Watch this PBS Space Time video about the problem of quantum gravity:

What If Gravity is NOT Quantum?

The fallacy of this argument is that it falsely assumes that quantum implies quantum field theory, which is inherently a point particle description. Gravity is indeed quantum, but it is not a quantum field theory. It’s impossible to quantize Einstein’s field equations for the space-time metric as a QFT. It’s impossible to reduce the dynamical curvature of space-time geometry to a point particle that propagates through some space-time geometry, like flat Minkowski space. The correct answer for the quantum nature of gravity is the holographic principle. Gravity is quantized when qubits of information are encoded on a holographic screen along the lines of a Matrix model (see the work of Tom Banks). This is also the case in the AdS/CFT correspondence, where there is a natural conformal boundary of anti de Sitter space. In the more general case, the natural boundary of space is an event horizon that arises in an observer’s accelerated frame of reference, like a de Sitter cosmic horizon in de Sitter space. The observer’s cosmic horizon becomes its holographic screen when it encodes qubits of information along the lines of a Matrix model. Einstein’s field equations for gravity amount to nothing more than a thermodynamic equation of state that describes gravitational events in a holographic world when things are near thermal equilibrium (see the work of Ted Jacobson). The big question that no one wants to confront is: What is the nature of the observer (see Amanda Gefter’s book Trespassing on Einstein’s Lawn).
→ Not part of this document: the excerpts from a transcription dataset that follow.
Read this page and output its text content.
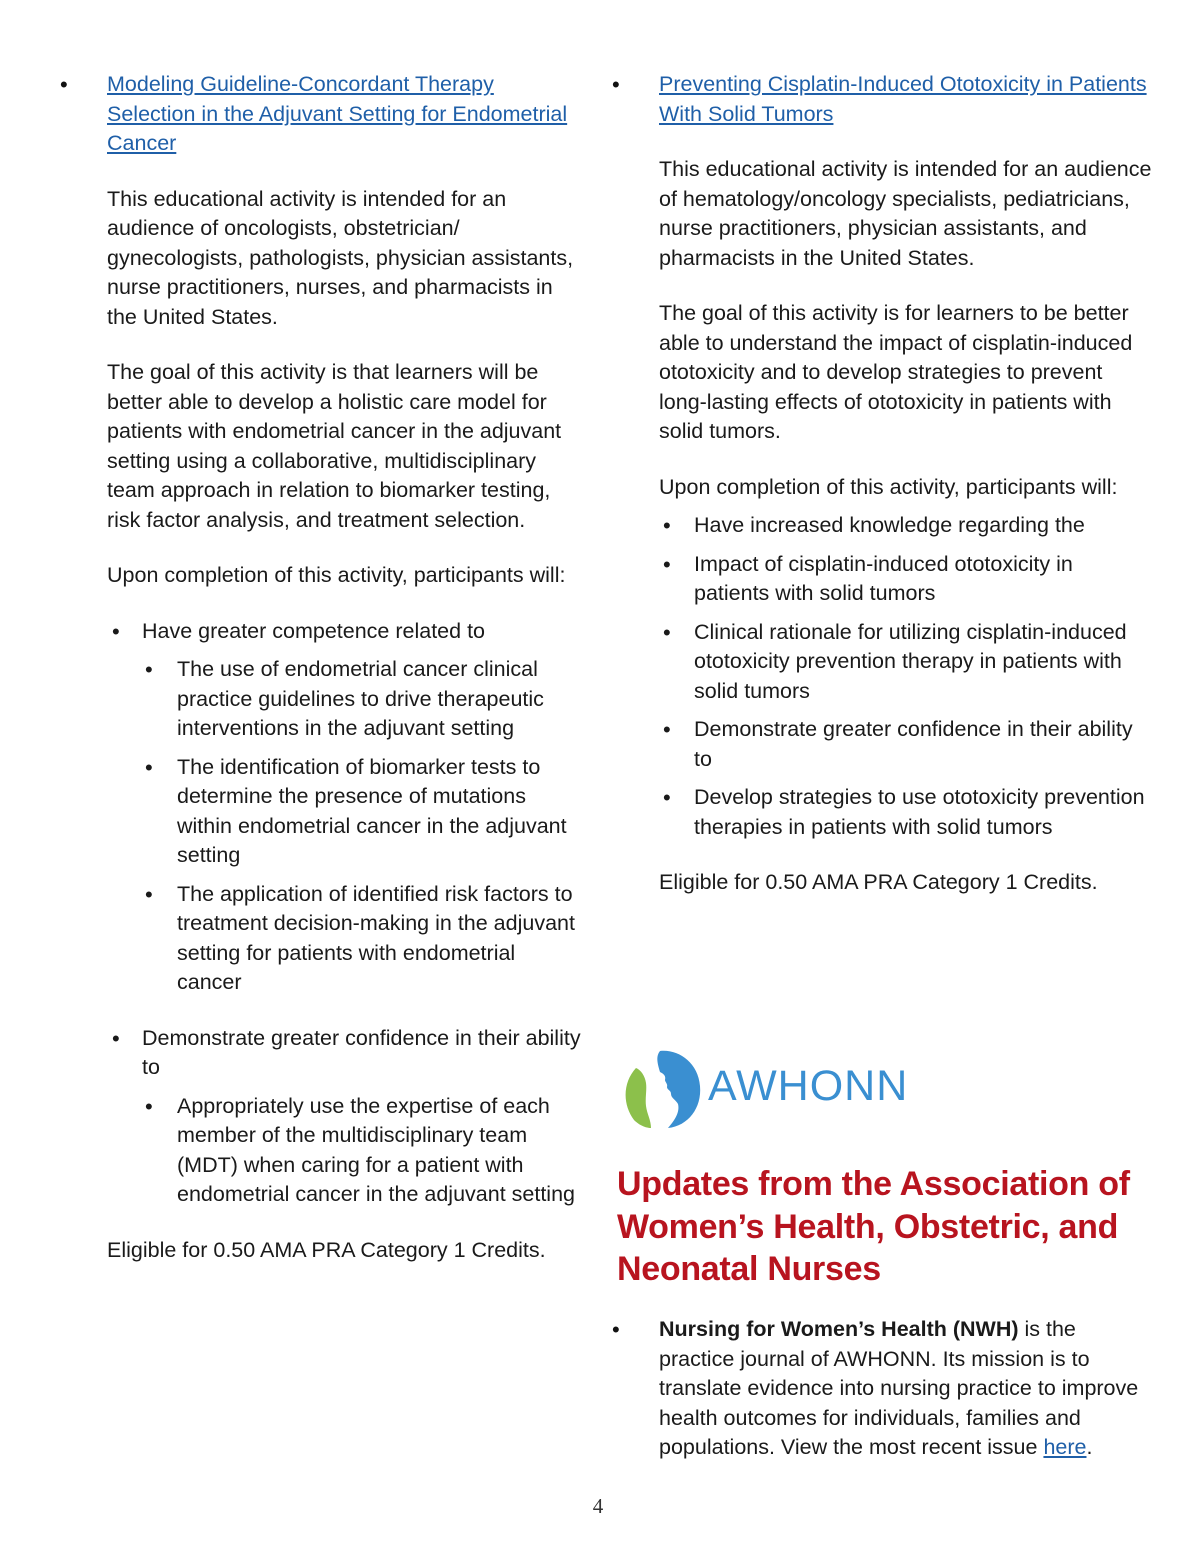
• Modeling Guideline-Concordant Therapy Selection in the Adjuvant Setting for Endometrial Cancer

This educational activity is intended for an audience of oncologists, obstetrician/ gynecologists, pathologists, physician assistants, nurse practitioners, nurses, and pharmacists in the United States.

The goal of this activity is that learners will be better able to develop a holistic care model for patients with endometrial cancer in the adjuvant setting using a collaborative, multidisciplinary team approach in relation to biomarker testing, risk factor analysis, and treatment selection.

Upon completion of this activity, participants will:

• Have greater competence related to
• The use of endometrial cancer clinical practice guidelines to drive therapeutic interventions in the adjuvant setting
• The identification of biomarker tests to determine the presence of mutations within endometrial cancer in the adjuvant setting
• The application of identified risk factors to treatment decision-making in the adjuvant setting for patients with endometrial cancer
• Demonstrate greater confidence in their ability to
• Appropriately use the expertise of each member of the multidisciplinary team (MDT) when caring for a patient with endometrial cancer in the adjuvant setting

Eligible for 0.50 AMA PRA Category 1 Credits.

• Preventing Cisplatin-Induced Ototoxicity in Patients With Solid Tumors

This educational activity is intended for an audience of hematology/oncology specialists, pediatricians, nurse practitioners, physician assistants, and pharmacists in the United States.

The goal of this activity is for learners to be better able to understand the impact of cisplatin-induced ototoxicity and to develop strategies to prevent long-lasting effects of ototoxicity in patients with solid tumors.

Upon completion of this activity, participants will:

• Have increased knowledge regarding the
• Impact of cisplatin-induced ototoxicity in patients with solid tumors
• Clinical rationale for utilizing cisplatin-induced ototoxicity prevention therapy in patients with solid tumors
• Demonstrate greater confidence in their ability to
• Develop strategies to use ototoxicity prevention therapies in patients with solid tumors

Eligible for 0.50 AMA PRA Category 1 Credits.

AWHONN
Updates from the Association of Women’s Health, Obstetric, and Neonatal Nurses
• Nursing for Women’s Health (NWH) is the practice journal of AWHONN. Its mission is to translate evidence into nursing practice to improve health outcomes for individuals, families and populations. View the most recent issue here.
4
Accelerating Observer’s Event Horizon

The Observer’s Holographic Screen

Qubit of Information Encoded on a Planck-size Event Horizon

Holographic Principle

Information Sharing Among Overlapping Holographic Screens

Universal Observer

There Is No Reality in Reality

In a jesting sort of way, Jed McKenna says “there is no reality in reality”. What he means is that the reality that you perceive is not the reality of what you are. The reality you perceive is a virtual reality, like the images of a virtual reality world being displayed on a computer screen. The reality of what you are is the reality of the consciousness that perceives the images of that virtual reality world. Only the reality of what you are really exists. Consciousness exists. The images of that virtual reality world only have an apparent momentary existence, like the animated images of a cartoon character that appears in a movie that you perceive, as that movie is being displayed on a computer screen. Bugs Bunny doesn’t really exist except as part of the cartoon. Underlying the images of all the characters in the movie are the bits of information encoded in the computer and on the computer screen that give rise to the appearance of the images, and the flow of energy through the computer that animates the images. Information and energy exist within the computer, just as consciousness exists at a point of view to which the animated images of the movie are projected from the computer screen, but the cartoon character doesn’t really exist except as a part of that virtual reality world.
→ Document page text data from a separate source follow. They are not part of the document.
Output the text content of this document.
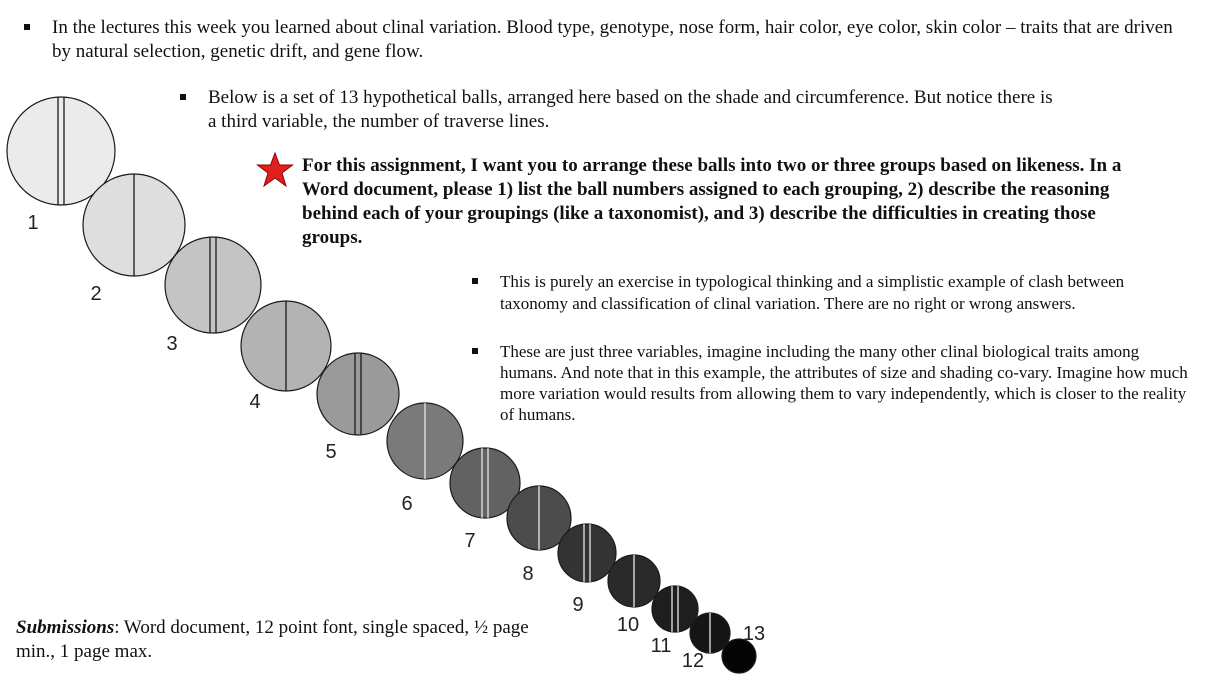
In the lectures this week you learned about clinal variation. Blood type, genotype, nose form, hair color, eye color, skin color – traits that are driven by natural selection, genetic drift, and gene flow.
Below is a set of 13 hypothetical balls, arranged here based on the shade and circumference. But notice there is a third variable, the number of traverse lines.
For this assignment, I want you to arrange these balls into two or three groups based on likeness. In a Word document, please 1) list the ball numbers assigned to each grouping, 2) describe the reasoning behind each of your groupings (like a taxonomist), and 3) describe the difficulties in creating those groups.
This is purely an exercise in typological thinking and a simplistic example of clash between taxonomy and classification of clinal variation. There are no right or wrong answers.
These are just three variables, imagine including the many other clinal biological traits among humans. And note that in this example, the attributes of size and shading co-vary. Imagine how much more variation would results from allowing them to vary independently, which is closer to the reality of humans.
Submissions: Word document, 12 point font, single spaced, ½ page min., 1 page max.
1
2
3
4
5
6
7
8
9
10
11
12
13
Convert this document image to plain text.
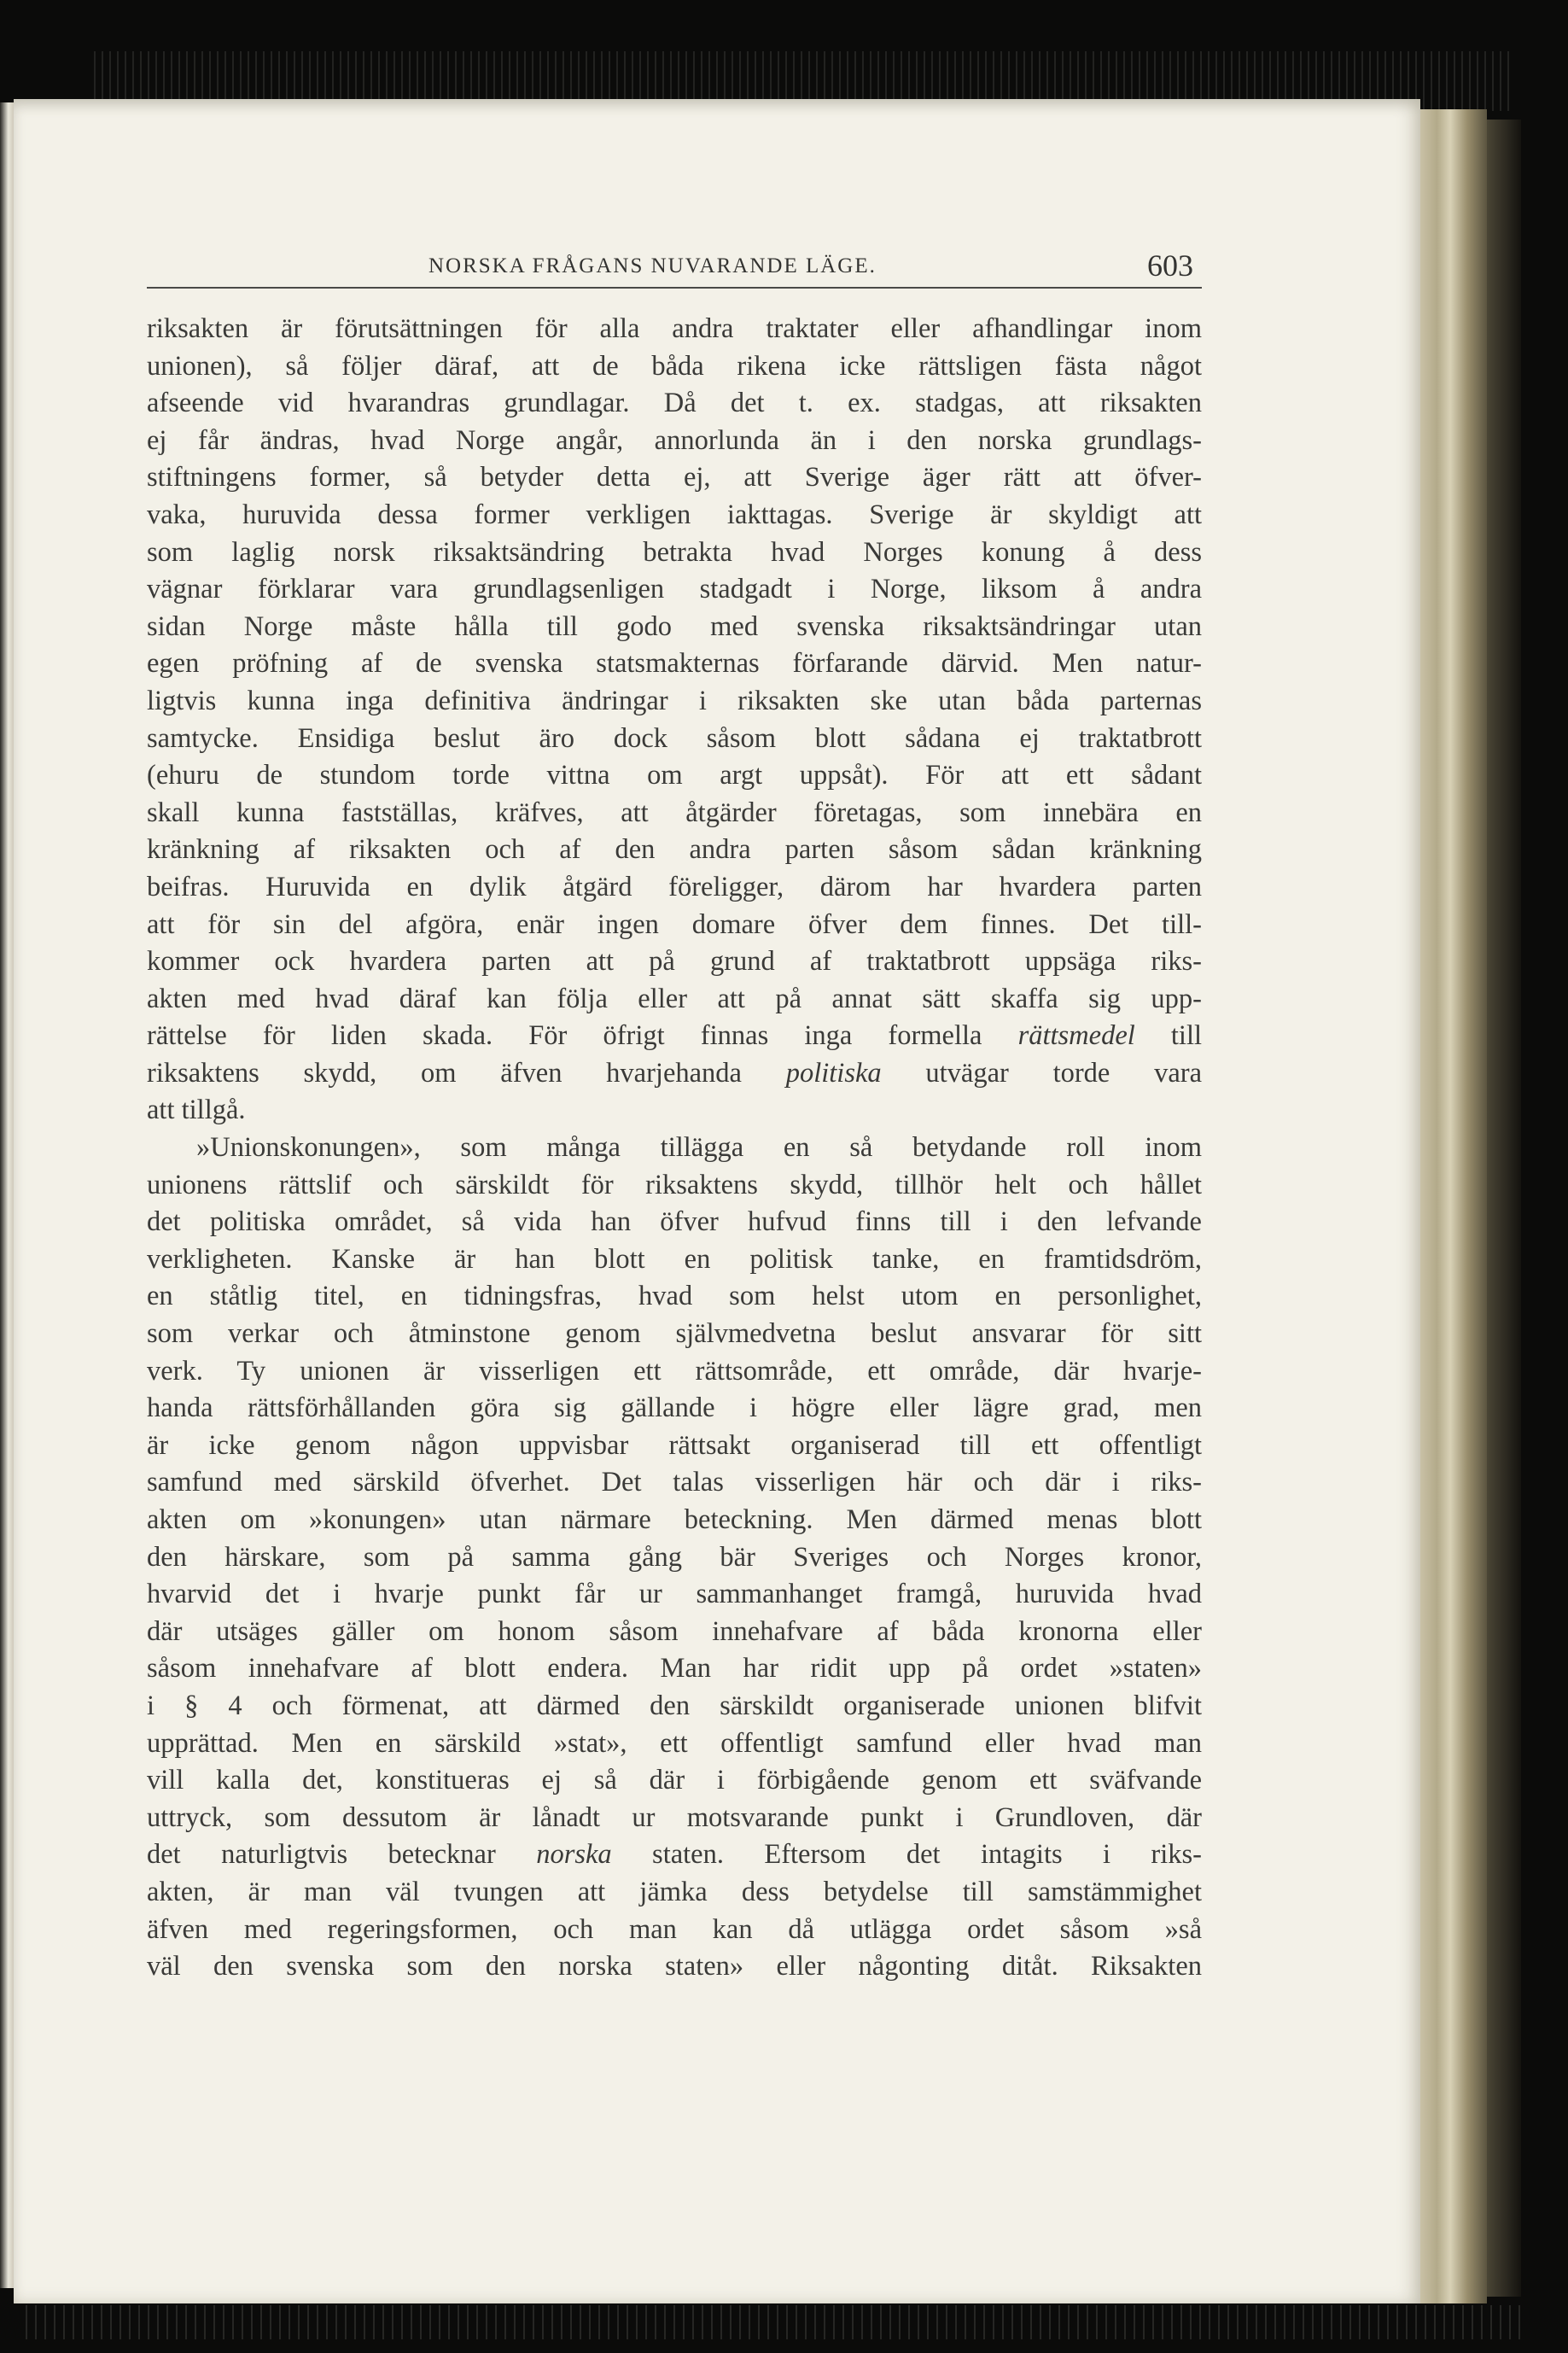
NORSKA FRÅGANS NUVARANDE LÄGE.	603
riksakten är förutsättningen för alla andra traktater eller afhandlingar inom
unionen), så följer däraf, att de båda rikena icke rättsligen fästa något
afseende vid hvarandras grundlagar. Då det t. ex. stadgas, att riksakten
ej får ändras, hvad Norge angår, annorlunda än i den norska grundlags-
stiftningens former, så betyder detta ej, att Sverige äger rätt att öfver-
vaka, huruvida dessa former verkligen iakttagas. Sverige är skyldigt att
som laglig norsk riksaktsändring betrakta hvad Norges konung å dess
vägnar förklarar vara grundlagsenligen stadgadt i Norge, liksom å andra
sidan Norge måste hålla till godo med svenska riksaktsändringar utan
egen pröfning af de svenska statsmakternas förfarande därvid. Men natur-
ligtvis kunna inga definitiva ändringar i riksakten ske utan båda parternas
samtycke. Ensidiga beslut äro dock såsom blott sådana ej traktatbrott
(ehuru de stundom torde vittna om argt uppsåt). För att ett sådant
skall kunna fastställas, kräfves, att åtgärder företagas, som innebära en
kränkning af riksakten och af den andra parten såsom sådan kränkning
beifras. Huruvida en dylik åtgärd föreligger, därom har hvardera parten
att för sin del afgöra, enär ingen domare öfver dem finnes. Det till-
kommer ock hvardera parten att på grund af traktatbrott uppsäga riks-
akten med hvad däraf kan följa eller att på annat sätt skaffa sig upp-
rättelse för liden skada. För öfrigt finnas inga formella rättsmedel till
riksaktens skydd, om äfven hvarjehanda politiska utvägar torde vara
att tillgå.
»Unionskonungen», som många tillägga en så betydande roll inom
unionens rättslif och särskildt för riksaktens skydd, tillhör helt och hållet
det politiska området, så vida han öfver hufvud finns till i den lefvande
verkligheten. Kanske är han blott en politisk tanke, en framtidsdröm,
en ståtlig titel, en tidningsfras, hvad som helst utom en personlighet,
som verkar och åtminstone genom självmedvetna beslut ansvarar för sitt
verk. Ty unionen är visserligen ett rättsområde, ett område, där hvarje-
handa rättsförhållanden göra sig gällande i högre eller lägre grad, men
är icke genom någon uppvisbar rättsakt organiserad till ett offentligt
samfund med särskild öfverhet. Det talas visserligen här och där i riks-
akten om »konungen» utan närmare beteckning. Men därmed menas blott
den härskare, som på samma gång bär Sveriges och Norges kronor,
hvarvid det i hvarje punkt får ur sammanhanget framgå, huruvida hvad
där utsäges gäller om honom såsom innehafvare af båda kronorna eller
såsom innehafvare af blott endera. Man har ridit upp på ordet »staten»
i § 4 och förmenat, att därmed den särskildt organiserade unionen blifvit
upprättad. Men en särskild »stat», ett offentligt samfund eller hvad man
vill kalla det, konstitueras ej så där i förbigående genom ett sväfvande
uttryck, som dessutom är lånadt ur motsvarande punkt i Grundloven, där
det naturligtvis betecknar norska staten. Eftersom det intagits i riks-
akten, är man väl tvungen att jämka dess betydelse till samstämmighet
äfven med regeringsformen, och man kan då utlägga ordet såsom »så
väl den svenska som den norska staten» eller någonting ditåt. Riksakten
The holographic principle explains how that virtual reality world is created. That creation begins with an accelerating observer in an accelerated frame of reference, which gives rise to the observer’s event horizon that becomes its holographic screen when qubits of information are encoded on its horizon. The observer is at the central point of view of its own holographic world, and in effect is creating a quantum computer that gives rise to the appearance of its own holographic world.
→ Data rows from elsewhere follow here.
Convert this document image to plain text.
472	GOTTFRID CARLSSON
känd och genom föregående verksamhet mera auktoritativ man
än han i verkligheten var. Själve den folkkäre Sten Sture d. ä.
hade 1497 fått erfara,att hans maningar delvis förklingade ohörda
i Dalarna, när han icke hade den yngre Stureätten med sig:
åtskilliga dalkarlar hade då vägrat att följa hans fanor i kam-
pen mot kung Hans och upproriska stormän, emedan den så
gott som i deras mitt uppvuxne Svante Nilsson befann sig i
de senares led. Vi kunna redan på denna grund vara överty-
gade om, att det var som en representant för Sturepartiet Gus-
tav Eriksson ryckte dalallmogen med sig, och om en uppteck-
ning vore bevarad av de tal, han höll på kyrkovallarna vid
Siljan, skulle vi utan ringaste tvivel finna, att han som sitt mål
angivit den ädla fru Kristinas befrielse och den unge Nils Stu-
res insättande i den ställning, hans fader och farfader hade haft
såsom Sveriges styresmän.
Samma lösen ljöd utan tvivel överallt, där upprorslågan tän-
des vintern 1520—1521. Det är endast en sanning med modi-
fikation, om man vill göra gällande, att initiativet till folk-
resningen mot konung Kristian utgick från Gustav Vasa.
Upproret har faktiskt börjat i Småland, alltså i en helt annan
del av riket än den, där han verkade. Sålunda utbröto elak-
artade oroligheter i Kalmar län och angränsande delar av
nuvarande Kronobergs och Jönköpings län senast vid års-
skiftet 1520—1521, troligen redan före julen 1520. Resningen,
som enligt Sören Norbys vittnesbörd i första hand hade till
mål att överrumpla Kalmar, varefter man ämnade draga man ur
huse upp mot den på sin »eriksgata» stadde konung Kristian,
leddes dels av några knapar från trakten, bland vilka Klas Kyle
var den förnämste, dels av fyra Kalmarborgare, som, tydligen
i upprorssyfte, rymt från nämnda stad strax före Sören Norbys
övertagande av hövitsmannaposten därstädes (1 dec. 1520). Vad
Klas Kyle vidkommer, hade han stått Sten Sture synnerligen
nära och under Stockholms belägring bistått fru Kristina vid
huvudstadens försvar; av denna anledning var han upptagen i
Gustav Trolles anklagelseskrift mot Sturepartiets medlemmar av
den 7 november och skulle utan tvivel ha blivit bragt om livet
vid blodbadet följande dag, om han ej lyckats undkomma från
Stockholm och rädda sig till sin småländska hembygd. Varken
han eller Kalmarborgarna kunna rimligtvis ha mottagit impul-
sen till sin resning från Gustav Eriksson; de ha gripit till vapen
The holographic principle tells us that every observer creates its own quantum computer that gives rise to the appearance of its own virtual reality world that’s created when the observer, present at the central point of view of its own holographic world, enters into an accelerated frame of reference that gives rise to its event horizon that becomes its holographic screen when qubits of information are encoded on its horizon, just like bits of information encoded on a computer screen. Even the animating energy that flows through the computer arises from the energy of the observer’s own accelerated motion. A consensual reality shared by many observers, each at the central point of view of its own holographic world, is created when their respective holographic screens overlap like a Venn diagram and share information, just like the information sharing that occurs in a computer network. Each observer creates its own virtual reality world, but what appears in that virtual reality world is no more real than the projected and animated images of a movie being displayed on a computer screen. Even the information and energy inherent in that virtual reality world can only arise due to the accelerated motion of the observer. The observer’s virtual reality world only appears to come into existence due to its accelerated motion. In the end, when that accelerated motion comes to an end, that virtual reality world disappears from existence from the observer’s own point of view and only the consciousness of the observer ultimately exists. When everything in your own world disappears from existence from your own point of view, what remains? The answer is nothing. That absolute nothingness is what you ultimately are.

Nothingness

In the immortal words of the Bhagavad Gita:

The unreal has no being

The real never ceases to be

The true nature of what you are is what remains when everything else disappears from existence. That absolute nothingness is the ultimate nature of existence, which is best described as pure undivided and unlimited timeless being. That pure timeless being is the source of your own consciousness that arises at the central point of view of your own holographic world. Your holographic world always appears to come into existence and disappears from existence from your own point of view. The source of your own consciousness is not the physical world that you perceive, but that pure timeless being.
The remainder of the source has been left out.